Three-dimensional breast tomosynthesis clearly allows better visualization of tissues in dense breasts and accurate localization for ultrasound and biopsy studies or for localization for additional mammographic imaging. (For example, knowing that calcifications are located medially so as not to waste time imaging the lateral aspect of the breast). Breast tomosynthesis also allowed us to better see or identify internal calcifications within masses.
In this case and other tomosynthesis cases, we have been able to definitively identify additional unsuspected lesions when cancers are multifocal or multicentric, which could help decrease the need for second-look ultrasound and biopsy after MRI.

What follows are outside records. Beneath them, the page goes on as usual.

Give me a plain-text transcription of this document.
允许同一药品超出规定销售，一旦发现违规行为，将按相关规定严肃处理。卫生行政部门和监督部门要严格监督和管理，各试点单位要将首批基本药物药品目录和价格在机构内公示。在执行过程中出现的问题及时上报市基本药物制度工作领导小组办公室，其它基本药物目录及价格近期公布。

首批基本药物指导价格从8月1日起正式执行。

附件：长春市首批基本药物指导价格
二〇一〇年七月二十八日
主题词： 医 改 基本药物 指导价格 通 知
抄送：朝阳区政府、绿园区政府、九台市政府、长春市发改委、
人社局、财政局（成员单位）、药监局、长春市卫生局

The Hologic Selenia Dimensions clinical studies presented to the FDA as part of Hologic’s PMA (P080003) submission that compared Hologic’s Selenia Dimensions 2D + 3D tomosynthesis to Hologic’s 2D FFDM.
The views and opinions expressed in this clinical case review are the opinions of the author and do not necessarily reflect the views and opinions of the sponsoring company.
Dr. Greer is Medical Director and Radiologist, Breast Health & Research Center John C. Lincoln Health Network, Phoenix, Arizona.